„Einen Streifzug durch die Welt der Literatur und Kultur“ – das verspricht der vielfältige und stilvolle Blog „Literaturen“ der ausgebildeten Buchhändlerin mit der Affinität zu Musik, Theater, Literatur und vor allem: zum schreiben! Sophie Weigand bringt uns insbesondere in dutzenden Rezensionen von A wie Jamil Ahmad bis Z wie Émile Zola interessante Bücher näher. Für fabelhafte-buecher.de hat sie die vier Fragen beantwortet.

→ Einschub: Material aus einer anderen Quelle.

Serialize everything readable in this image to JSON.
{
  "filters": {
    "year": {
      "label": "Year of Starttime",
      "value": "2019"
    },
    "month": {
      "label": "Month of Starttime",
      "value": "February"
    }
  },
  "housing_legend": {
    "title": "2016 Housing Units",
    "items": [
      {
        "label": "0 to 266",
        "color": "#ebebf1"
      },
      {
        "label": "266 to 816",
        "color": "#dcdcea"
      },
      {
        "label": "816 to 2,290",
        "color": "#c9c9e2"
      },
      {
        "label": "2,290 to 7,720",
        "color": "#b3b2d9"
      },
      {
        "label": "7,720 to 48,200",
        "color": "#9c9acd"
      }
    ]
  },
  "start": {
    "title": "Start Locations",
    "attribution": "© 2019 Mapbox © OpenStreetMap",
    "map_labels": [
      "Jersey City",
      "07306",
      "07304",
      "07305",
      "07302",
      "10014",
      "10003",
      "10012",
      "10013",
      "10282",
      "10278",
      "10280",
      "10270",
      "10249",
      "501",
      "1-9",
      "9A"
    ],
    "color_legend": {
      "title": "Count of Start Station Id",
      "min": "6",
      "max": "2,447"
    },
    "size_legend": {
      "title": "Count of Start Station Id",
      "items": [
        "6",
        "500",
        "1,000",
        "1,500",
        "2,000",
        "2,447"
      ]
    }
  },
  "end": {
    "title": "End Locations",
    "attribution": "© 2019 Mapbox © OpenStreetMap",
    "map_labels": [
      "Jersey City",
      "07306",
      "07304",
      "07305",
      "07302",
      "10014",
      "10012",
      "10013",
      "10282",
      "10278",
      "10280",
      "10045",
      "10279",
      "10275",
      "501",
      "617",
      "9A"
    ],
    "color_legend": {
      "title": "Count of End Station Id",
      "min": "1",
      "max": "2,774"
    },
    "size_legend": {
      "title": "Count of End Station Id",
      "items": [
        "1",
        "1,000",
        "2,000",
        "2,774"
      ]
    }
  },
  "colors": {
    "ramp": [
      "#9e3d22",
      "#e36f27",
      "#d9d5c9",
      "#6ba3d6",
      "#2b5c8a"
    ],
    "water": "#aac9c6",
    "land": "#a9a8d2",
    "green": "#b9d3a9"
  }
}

FaBü: „Ich liebe Klassiker der Literatur, weil…“
SW: …sie für mich in ihren Themen stets eine gewisse Allgemeingültigkeit haben oder eine bestimmte historische Epoche in ihren Eigenheiten widerspiegeln. Bücher wie „Kleider machen Leute“ von Gottfried Keller sind zwar mittlerweile, zu meinem Bedauern, eher zur Schullektüre verkommen, die man gezwungenermaßen im Unterricht durchspricht und zu Tode analysiert, enthalten aber ganz grundsätzliche Aussagen über menschliches Zusammenleben. Autoren wie Charles Dickens zeigen nicht nur brilliant ausgestaltete Charaktere, sondern auch die Zeit der Industrialisierung in England und die Auswirkungen auf die einfachen Menschen. Klassische Literatur regt mich meistens zu intensiverer Beschäftigung mit den behandelten Themen an, seien sie nun geschichtlich oder auch philosophisch. Das ist ihre große Qualität. Sie haben nicht grundlos diese lange Zeit überdauert. Irgendwas steckt in ihnen, was uns auch nach hundert oder zweihundert Jahren noch fesselt und begeistert.
FaBü: “Bücher bedeuten für mich…”
SW: …viel. Als ich jünger war, waren sie mein Zugang zu einer alternativen Wirklichkeit, waren sie das bessere Äquivalent zum Fernsehen. Heute sind sie Zeitvertreib, sind sie Genussmittel, im Hinblick auf Sprache ganz besonders, sind sie die Einladung, mein Wissen zu erweitern, sind sie Ablenkung vom stressigen und oft eintönigen Alltag. Bücher werden für mich niemals nur Mittel des Konsums sein und der Unterhaltung. Ich finde, mit Büchern muss man manchmal auch ringen und kämpfen, in der Regel stellt sich der Kampf als lohnenswert heraus.
FaBü: “Wenn ich auf einer einsamen Insel strande, und mir eine Bücher-Fee drei Buchwünsche freistellt, dann wünsche ich mir…”
SW: Oje, sowas ist immer schwierig. Vermutlich „Momo“ von Michael Ende, weil in diesem Buch für mich, auch als Erwachsene noch, so viel Wahrheit steckt, dass es weit über das klassische Kinderbuch hinausgeht. „Vincent“ von Joey Goebel, weil ich dieses Buch einfach geliebt habe, seit ich es vor Jahren das erste Mal in der Hand hatte. Und mittlerweile vermutlich „1913“ von Florian Illies, weil ich jetzt, nach über einem halben Jahr, noch immer zutifest beeindruckt von dieser cleveren und humorvollen Anekdotensammlung bin.
FaBü: “Was ich von Literaturbestenlisten und Bestseller-Rankings halte? Folgendes…”
SW: Von Bestseller-Rankings halte ich gar nichts. Ich arbeite ja nun im Buchhandel und starre jeden Tag auf die SPIEGEL-Bestsellerliste. Und dabei wird mir meistens ganz elend. Bestsellerlisten sagen eben nichts über die Qualität und den Inhalt eines Buches, sie geben schlicht und ergreifend Auskunft darüber, wie gut sich etwas verkauft. Und da ich auch, ohne, die Bestsellerliste näher in Augenschein zu nehmen, schon weiß, dass mein Geschmack sich selten mit dem Massengeschmack deckt, hat diese Liste für mich als Leser keine Bedeutung. Als Händler schon, aber das ist ein anderes Thema. Mit Bestenlisten kann ich mich schon eher anfreunden, weil sie unter anderen Bedingungen entstanden sind und auch ein anderes Ziel als die bloße Abbildung von Verkaufszahlen verfolgen. Die SWR-Bestenliste zum Beispiel sehe ich mir immer mal wieder an und finde tolle Leseanregungen!